Kenroy Williams and Denville Clarke were under contract under the program with Chardy Produce Ltd. until Dec. 15, 2012. Within days of starting their jobs the two workers from Jamaica were in a serious motor vehicle accident on August 9, 2012 while being driven by the employer to their farm. One other passenger was killed, Williams experienced a mild traumatic brain injury (TMI) after the collision, and both suffered injuries to their necks and back.
Their injuries were sustained until after their contract had terminated, and the employer wanted to return them to their country of origin. The two men were successful in extending their stay in Canada as visitors through an extension with Citizenship and Immigration Canada in order to receive WSIB-sponsored treatment.The workers’ Ontario Health Insurance Plan (OHIP) health coverage, provided by the province under the Health Insurance Act, was terminated on the last day of their contract. Brad Murphy, the Program Manager for the OHIP Eligibility Programs, informed the two men,
A visitor permit is not an OHIP-eligible immigration document…
There is no authority in the regulation to allow the minister or any other person to use discretion to provide health insurance coverage to an individual who does not meet the definition of a resident. As [the Appellant] does not hold an OHIP-eligible status, his health insurance coverage cannot be renewed at this time.
This position appears to have been based on s. 1.5 of Reg 552, which provides the conditions for which a person is defined as a resident under the Act.
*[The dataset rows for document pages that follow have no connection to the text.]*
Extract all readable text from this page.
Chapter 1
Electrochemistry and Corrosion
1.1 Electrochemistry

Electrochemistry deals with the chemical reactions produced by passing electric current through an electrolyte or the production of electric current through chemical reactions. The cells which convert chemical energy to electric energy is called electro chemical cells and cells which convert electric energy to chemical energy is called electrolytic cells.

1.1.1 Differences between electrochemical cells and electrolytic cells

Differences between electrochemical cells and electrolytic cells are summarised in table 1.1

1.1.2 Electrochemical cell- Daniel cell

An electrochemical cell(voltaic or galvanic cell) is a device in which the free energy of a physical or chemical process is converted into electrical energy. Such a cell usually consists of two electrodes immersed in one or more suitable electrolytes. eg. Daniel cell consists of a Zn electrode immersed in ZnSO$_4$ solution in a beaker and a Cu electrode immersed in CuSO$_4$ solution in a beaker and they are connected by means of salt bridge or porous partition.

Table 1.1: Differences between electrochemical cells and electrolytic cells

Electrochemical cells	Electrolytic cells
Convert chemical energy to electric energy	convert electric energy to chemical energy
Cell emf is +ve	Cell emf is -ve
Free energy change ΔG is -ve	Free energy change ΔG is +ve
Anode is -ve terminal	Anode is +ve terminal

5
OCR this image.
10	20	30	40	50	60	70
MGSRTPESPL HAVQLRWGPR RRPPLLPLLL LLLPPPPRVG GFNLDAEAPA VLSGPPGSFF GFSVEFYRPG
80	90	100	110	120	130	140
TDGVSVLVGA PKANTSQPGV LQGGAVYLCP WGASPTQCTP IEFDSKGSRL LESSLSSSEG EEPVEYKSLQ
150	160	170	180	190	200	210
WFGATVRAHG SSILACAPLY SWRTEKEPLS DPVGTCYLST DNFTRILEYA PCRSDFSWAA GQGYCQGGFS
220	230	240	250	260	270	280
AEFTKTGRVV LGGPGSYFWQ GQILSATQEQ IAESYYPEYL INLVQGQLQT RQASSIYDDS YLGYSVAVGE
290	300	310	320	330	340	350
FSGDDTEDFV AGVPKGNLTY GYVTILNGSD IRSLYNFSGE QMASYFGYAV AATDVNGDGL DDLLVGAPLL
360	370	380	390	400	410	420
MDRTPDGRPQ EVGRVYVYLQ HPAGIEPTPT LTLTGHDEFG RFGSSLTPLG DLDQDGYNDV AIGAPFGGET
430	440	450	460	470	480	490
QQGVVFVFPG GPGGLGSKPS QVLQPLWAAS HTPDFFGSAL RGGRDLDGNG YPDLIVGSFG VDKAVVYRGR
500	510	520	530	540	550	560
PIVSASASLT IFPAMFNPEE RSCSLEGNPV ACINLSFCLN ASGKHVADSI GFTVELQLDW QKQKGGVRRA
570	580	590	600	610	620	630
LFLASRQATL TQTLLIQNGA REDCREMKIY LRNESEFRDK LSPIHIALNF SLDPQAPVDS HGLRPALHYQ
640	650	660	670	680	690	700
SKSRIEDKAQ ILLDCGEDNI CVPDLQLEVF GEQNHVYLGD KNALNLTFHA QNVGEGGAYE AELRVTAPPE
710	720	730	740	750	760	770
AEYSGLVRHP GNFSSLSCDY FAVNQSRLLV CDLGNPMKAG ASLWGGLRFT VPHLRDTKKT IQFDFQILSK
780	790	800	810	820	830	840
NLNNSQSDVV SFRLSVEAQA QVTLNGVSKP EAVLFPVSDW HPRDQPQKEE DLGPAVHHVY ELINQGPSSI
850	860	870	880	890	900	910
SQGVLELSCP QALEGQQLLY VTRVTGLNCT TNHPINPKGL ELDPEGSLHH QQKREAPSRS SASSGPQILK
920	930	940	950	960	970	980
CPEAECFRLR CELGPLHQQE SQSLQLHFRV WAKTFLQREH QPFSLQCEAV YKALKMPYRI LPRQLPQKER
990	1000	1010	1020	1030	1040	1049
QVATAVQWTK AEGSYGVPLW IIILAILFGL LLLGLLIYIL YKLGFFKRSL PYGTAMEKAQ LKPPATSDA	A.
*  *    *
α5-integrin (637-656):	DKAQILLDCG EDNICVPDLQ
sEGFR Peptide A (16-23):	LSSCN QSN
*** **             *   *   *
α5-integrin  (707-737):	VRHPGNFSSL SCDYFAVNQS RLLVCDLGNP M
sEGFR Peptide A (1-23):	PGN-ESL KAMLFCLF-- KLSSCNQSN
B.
The men argued that SAWP workers were exempt from s. 1.5, and instead should be defined as residents under s. 1.3(2), which explicitly mentions an exemption for SAWP workers under s. 1.3(2)4. Since their contract had expired the men were no longer SAWP workers under the Act and did not meet the exemption, and therefore were ineligible visitors.
The HSARB decision on Aug. 16, 2013 took guidance from the employment agreement between the farm and the workers, which stated:
The EMPLOYER will employ the WORKER assigned to him by the GOVERNMENT AGENT as approved by HUMAN RESOURCES AND SKILLS DEVELOPMENT CANADA (HRSDC), clearance order and the WORKER will serve the EMPLOYER at the place of employment subject to the terms and conditions herein mentioned provided, however, that such period of seasonal employment be not longer than eight (8) months nor less than 240 hours in a time of six (6) weeks or less unless HRSDC has agreed that an emergency situation exists, in which case the PARTIES agree that the minimum period of employment shall be not less than a term of 160 hours. The EMPLOYER shall respect the duration of the employment agreement signed with the WORKER(S) and their return to the country of origin by no later than December 15th with the exception of extraordinary circumstances (e.g. medical emergencies).
[emphasis added]
HSARB recognized that the agreement did contemplate emergency medical circumstances, and acknowledged that there might be other situations where workers could lose their residency status.
The recent ruling released this week was based on a reconsideration request by the province and was also rejected:
…the previous decision is supported by the evidence that was before the panel and the panel addressed the legal issues raised by the Respondent. This panel is not persuaded that the previous decision should be varied.
A request for a stay while this reconsideration was pending was also rejected.
The analysis of the Aug. 16 decision seems to suggest that if these agreements did not contain such clauses then they could potentially be excluded from receiving emergency medical coverage. These employment agreements are standard form and offered by Employment and Social Development Canada. The agreements do not appear to be the result of bargaining between the farms and the workers or their associations, and the ability to engage in collective bargaining under the Agricultural Employees Protection Act is limited by the holding in Fraser.
If these employment agreements are modified, and HSARB subsequently finds the modified wording does affect residency status in emergency medical situations, this victory by Williams and Clarke may be short-lived for other migrant workers in the future.